Figure 3.

Interactions between SARS-CoV-2 spike (S) protein and ACE2.

(A) Overall structure of a trimeric S bound to ACE2 (PDB: 7KNB). ACE2 binds to the RBD of S in the open conformation, while the other two closed RBDs are inaccessible by the receptor. (B) Close-up view of the S–ACE2 contacting interface (PDB: 6LZG). The key interacting residues are shown as sticks. Hydrogen bonds and salt bridges are represented by dashed lines. (C,D) The S-binding footprint on ACE2 for SARS-CoV-2 (C; PDB: 6LZG) and SARS-CoV (D; PDB: 2AJF).
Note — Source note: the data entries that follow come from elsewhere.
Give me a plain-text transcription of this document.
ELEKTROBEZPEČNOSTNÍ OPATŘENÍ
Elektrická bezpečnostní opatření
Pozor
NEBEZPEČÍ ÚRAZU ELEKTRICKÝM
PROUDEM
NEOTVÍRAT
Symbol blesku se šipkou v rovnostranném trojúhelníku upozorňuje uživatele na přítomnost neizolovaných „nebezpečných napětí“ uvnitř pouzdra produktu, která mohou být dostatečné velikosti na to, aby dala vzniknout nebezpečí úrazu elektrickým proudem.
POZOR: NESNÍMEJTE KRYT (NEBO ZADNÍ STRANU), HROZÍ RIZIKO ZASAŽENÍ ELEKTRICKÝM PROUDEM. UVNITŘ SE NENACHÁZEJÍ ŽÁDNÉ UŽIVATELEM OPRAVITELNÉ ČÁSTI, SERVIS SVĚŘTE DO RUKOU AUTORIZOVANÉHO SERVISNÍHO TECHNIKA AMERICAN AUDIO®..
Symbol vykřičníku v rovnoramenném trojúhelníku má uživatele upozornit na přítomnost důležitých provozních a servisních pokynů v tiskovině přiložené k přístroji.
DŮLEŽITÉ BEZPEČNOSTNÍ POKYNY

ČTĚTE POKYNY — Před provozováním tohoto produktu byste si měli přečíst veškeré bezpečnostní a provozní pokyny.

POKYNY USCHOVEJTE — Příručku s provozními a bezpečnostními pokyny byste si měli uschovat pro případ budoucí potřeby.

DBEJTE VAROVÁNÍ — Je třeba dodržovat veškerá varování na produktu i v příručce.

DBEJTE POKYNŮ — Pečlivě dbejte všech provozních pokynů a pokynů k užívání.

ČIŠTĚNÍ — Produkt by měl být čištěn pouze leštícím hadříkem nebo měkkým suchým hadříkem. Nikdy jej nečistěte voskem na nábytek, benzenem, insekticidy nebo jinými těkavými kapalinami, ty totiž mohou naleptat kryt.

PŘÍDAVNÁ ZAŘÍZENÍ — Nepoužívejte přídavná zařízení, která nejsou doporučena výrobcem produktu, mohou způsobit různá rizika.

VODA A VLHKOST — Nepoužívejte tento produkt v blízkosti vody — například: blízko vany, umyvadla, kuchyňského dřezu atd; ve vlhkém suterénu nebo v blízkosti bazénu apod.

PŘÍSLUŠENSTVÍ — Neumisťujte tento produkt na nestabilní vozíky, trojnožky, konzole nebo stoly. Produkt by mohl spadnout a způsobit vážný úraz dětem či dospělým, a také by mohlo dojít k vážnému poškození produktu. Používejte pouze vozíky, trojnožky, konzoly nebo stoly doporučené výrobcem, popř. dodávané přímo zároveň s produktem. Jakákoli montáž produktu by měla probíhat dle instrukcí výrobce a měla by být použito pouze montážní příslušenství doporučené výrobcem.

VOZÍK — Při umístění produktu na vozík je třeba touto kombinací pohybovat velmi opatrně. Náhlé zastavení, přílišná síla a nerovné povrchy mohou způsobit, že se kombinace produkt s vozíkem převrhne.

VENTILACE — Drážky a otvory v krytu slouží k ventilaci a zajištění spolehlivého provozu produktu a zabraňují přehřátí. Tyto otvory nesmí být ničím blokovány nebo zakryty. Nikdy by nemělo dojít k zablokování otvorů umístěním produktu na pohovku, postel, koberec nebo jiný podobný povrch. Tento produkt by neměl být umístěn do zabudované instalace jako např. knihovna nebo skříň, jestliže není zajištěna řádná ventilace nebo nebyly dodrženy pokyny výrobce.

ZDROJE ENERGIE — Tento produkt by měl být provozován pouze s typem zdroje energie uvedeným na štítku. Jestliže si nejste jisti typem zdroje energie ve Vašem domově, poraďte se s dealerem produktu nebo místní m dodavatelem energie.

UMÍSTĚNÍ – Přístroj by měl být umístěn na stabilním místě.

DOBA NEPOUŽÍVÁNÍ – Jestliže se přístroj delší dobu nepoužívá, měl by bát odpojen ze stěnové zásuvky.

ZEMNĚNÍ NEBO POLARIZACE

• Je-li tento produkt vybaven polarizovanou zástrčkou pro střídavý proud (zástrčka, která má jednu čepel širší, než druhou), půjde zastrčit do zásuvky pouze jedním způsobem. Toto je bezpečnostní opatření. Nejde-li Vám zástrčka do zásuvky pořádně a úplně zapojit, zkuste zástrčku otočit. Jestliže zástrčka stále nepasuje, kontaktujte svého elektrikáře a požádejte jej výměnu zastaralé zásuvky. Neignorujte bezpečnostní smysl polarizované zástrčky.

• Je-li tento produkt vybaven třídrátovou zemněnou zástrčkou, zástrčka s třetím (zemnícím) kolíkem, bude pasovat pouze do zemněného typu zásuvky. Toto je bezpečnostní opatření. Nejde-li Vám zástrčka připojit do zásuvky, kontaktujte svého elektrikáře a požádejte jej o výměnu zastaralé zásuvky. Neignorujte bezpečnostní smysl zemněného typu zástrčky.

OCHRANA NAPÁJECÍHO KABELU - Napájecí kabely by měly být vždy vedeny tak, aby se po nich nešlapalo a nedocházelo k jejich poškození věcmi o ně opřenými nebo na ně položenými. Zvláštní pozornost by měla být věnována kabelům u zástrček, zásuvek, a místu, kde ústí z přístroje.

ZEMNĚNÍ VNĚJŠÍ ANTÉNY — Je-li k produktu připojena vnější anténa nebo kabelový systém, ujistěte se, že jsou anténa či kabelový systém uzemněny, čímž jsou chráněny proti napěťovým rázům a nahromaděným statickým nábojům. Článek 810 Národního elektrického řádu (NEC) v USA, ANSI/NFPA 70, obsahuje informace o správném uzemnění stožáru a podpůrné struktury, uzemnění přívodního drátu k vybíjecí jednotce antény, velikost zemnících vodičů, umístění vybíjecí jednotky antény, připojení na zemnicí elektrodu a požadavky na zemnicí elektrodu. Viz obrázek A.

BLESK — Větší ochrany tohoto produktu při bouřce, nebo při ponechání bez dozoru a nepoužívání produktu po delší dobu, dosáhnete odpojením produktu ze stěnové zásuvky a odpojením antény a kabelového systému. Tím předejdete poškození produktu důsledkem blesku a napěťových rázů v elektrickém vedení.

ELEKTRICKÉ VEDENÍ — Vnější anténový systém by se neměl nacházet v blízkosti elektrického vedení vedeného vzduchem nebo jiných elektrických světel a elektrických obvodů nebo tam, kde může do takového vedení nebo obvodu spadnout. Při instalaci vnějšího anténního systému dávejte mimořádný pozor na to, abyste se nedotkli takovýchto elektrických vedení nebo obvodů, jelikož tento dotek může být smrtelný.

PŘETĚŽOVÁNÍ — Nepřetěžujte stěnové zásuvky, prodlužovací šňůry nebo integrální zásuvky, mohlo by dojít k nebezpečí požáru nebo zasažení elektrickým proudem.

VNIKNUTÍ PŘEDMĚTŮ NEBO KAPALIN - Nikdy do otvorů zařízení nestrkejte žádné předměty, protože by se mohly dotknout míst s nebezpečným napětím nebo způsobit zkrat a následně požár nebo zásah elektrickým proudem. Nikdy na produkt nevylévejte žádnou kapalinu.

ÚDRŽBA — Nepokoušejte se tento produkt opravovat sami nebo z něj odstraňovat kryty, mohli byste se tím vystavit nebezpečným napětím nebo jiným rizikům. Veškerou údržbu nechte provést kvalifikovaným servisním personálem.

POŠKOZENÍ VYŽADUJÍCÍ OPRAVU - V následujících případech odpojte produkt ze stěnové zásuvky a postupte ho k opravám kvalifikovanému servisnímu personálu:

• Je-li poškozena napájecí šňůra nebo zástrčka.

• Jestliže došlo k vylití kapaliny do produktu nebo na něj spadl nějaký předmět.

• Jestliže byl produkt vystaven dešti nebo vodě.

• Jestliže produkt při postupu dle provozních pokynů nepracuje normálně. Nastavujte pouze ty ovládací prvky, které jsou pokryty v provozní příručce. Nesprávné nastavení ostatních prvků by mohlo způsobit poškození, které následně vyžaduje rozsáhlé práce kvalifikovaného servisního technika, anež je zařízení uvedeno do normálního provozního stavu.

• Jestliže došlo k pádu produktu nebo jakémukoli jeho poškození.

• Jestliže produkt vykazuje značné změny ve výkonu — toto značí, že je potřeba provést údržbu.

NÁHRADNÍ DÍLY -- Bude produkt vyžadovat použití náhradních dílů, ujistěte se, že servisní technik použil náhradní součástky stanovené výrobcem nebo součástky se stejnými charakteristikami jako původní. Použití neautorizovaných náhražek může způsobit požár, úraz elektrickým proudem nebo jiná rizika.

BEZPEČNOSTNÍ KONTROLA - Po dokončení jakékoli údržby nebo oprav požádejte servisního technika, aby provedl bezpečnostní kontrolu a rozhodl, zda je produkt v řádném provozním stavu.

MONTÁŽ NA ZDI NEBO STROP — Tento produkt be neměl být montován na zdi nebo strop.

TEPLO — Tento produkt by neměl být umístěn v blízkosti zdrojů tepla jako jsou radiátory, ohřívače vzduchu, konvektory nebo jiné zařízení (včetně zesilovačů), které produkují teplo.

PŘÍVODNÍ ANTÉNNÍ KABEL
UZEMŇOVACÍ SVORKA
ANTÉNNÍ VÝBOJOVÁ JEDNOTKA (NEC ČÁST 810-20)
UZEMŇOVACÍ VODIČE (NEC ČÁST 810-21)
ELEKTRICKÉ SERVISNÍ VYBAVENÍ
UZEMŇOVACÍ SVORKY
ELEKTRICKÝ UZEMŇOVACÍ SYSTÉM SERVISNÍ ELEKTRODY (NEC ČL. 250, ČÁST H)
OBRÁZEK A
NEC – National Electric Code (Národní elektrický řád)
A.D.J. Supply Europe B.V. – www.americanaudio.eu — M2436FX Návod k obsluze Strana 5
The interaction between SARS-CoV-2 (green) and ACE2 involves more atomic contacts than for SARS-CoV (magenta) [19., 20., 21.,28]. (E) Conservation of the S-binding interface on ACE2. The interface for SARS-CoV-2 S binding displays a high degree of variation among ACE2 orthologs from different animal species. (F) A list of animals tested whose ACE2 can (yellow) or cannot (grey) bind to the RBD of SARS-CoV-2 S protein [29,31,32]. Abbreviations: ACE2, angiotensin-converting enzyme 2; RBD, receptor-binding domain; SARS-CoV-2, severe acute respiratory syndrome virus 2.